Cap and Vega came to her side and examined the picture.

It had that muted color of photos from the ’60s, like the film was developed in murky water. There was a little girl, twelve or thirteen, wearing a headband and a denim dress, smiling with a mouthful of braces at the camera. She leaned against a boy who looked like a man, tall and burly with a healthy head of hair and a respectable mustache.

“This is Harry?” said Vega.

“Yeah, that’s him,” Alyssa said. “?’Course when he went to Vietnam they cut his hair and everything.”

“He was a big guy?” said Cap.

“Oh, yeah. Over six foot.”

She paused, eyes dulled in thought.

“He was six-two when he shipped out, and he was six-three when they shipped him back,” she said. “Weird to think he grew an inch over there.”

“He looks husky too,” said Cap.

“Made it to State for wrestling. All he would eat was bananas and peanut butter so he could bulk up.”

They looked back down at the picture, at Harry Eldridge’s honest smile.



“Roy Eldridge is the definition of an unreliable witness,” said Cap in the car, determined to shred the morning’s work to dust.

“I understand, but stack it up. Two witnesses claim Kylie hugged a skinny teenage boy, slight in build.”

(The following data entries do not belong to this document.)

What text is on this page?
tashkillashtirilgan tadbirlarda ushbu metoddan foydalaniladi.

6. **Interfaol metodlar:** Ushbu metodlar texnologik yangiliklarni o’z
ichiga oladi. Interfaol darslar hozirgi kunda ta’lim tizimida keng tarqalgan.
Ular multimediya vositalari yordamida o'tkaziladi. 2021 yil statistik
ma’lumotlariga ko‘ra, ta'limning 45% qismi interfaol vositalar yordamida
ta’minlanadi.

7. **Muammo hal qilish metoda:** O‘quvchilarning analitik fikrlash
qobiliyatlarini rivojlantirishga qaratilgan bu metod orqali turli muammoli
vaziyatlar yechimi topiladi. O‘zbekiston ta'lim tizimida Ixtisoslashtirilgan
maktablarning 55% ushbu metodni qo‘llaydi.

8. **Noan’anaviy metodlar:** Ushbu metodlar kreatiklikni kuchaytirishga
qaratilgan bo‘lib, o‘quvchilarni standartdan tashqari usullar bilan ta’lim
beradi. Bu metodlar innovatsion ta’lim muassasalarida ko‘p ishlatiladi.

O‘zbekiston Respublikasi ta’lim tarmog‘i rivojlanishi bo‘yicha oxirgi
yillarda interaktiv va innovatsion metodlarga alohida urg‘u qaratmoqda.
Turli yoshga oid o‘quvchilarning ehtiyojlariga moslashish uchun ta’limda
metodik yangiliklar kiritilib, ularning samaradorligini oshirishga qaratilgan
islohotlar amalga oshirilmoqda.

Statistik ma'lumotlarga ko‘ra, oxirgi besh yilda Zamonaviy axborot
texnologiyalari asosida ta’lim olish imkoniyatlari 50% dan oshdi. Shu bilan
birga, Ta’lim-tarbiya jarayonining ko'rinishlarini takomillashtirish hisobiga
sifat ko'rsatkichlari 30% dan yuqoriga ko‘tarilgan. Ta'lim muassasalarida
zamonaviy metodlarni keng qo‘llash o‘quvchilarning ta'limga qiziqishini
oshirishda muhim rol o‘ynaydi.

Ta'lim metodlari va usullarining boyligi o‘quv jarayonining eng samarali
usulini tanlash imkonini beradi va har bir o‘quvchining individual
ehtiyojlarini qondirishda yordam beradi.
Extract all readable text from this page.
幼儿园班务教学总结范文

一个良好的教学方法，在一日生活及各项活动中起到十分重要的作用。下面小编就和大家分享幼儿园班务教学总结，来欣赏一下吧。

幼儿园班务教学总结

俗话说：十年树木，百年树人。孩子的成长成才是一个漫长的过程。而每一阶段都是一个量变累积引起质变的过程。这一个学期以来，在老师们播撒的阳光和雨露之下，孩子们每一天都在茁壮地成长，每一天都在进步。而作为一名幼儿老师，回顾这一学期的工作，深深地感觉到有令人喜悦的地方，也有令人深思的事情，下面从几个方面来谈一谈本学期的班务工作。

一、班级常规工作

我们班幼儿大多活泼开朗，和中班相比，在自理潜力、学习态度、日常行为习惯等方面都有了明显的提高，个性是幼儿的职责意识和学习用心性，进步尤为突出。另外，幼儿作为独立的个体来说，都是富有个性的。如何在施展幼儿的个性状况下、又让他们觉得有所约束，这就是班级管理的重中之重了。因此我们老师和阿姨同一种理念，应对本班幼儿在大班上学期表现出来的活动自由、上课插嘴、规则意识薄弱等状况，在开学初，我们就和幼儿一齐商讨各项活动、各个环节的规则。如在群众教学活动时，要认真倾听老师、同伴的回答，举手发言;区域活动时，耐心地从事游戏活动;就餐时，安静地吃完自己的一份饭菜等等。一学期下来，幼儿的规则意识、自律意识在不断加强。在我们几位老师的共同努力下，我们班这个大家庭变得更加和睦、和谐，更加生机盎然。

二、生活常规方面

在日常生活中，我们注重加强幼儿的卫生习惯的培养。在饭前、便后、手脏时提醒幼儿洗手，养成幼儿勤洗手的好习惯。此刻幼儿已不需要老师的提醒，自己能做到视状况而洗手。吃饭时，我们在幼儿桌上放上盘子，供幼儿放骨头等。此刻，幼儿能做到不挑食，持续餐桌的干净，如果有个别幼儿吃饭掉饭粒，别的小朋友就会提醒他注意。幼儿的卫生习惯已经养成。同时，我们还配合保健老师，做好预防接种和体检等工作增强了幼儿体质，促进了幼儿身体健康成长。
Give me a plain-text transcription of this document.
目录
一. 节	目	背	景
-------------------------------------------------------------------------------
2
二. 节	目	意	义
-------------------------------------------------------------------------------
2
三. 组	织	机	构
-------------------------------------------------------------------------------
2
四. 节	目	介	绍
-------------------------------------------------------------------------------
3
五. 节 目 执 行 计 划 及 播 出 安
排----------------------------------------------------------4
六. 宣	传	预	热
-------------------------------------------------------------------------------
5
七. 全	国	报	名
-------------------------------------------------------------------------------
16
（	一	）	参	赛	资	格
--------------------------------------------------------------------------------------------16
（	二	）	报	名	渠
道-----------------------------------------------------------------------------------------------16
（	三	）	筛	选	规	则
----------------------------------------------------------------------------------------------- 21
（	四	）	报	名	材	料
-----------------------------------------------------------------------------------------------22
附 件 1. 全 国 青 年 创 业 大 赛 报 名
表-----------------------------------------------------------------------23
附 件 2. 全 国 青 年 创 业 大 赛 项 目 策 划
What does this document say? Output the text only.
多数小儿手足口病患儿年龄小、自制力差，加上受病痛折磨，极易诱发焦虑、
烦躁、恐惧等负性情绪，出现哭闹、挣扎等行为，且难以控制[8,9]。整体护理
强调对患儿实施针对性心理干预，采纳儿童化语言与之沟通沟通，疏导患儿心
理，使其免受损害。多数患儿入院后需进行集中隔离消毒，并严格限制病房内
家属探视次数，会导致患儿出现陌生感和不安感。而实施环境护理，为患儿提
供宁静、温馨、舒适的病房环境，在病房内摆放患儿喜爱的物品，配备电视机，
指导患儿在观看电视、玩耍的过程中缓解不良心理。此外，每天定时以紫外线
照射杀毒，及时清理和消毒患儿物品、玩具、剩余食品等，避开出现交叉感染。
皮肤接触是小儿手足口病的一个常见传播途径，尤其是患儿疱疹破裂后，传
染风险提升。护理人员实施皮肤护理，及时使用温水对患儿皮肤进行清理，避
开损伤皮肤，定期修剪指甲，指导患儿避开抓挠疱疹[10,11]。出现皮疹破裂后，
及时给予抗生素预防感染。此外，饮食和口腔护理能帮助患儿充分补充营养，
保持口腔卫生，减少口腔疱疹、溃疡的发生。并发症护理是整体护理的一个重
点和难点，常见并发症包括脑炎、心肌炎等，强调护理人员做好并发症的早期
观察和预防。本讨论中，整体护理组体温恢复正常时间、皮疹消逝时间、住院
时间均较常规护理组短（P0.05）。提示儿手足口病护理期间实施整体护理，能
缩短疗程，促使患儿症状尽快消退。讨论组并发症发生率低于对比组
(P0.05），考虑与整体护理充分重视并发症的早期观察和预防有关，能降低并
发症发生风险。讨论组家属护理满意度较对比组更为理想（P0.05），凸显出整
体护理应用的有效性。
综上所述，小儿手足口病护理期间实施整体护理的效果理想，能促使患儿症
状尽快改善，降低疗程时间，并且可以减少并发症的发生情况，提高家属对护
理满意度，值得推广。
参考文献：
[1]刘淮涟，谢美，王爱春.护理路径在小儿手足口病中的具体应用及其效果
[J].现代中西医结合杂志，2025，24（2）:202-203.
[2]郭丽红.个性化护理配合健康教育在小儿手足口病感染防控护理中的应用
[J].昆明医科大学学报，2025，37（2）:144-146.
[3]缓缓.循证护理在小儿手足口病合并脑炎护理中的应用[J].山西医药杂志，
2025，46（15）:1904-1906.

“The current suspect fits that profile,” said Cap, sounding bored.

“Sure. But one witness describes a totally different body type.”

“The witness has dementia.”

“Stack it up. Let’s just not forget it; that’s all I’m saying,” said Vega.

Cap looked at her sideways. She could see the doubt in his face.

“What do you want to do?” she said, tapping her hands on the dash, conciliatory.

“We should’ve talked to the kid first. He should’ve been on the fucking list,” said Cap through his teeth.



“He wasn’t on the fucking list. Get over it. What do you want to do?”

Cap rolled his head to the right. Vega heard a snap.

“I don’t think Jamie’s good for us right now,” he said. “Her kids have been gone for eighty hours. She’s cracking. She’s going to rip apart the first person who takes her off the leash.”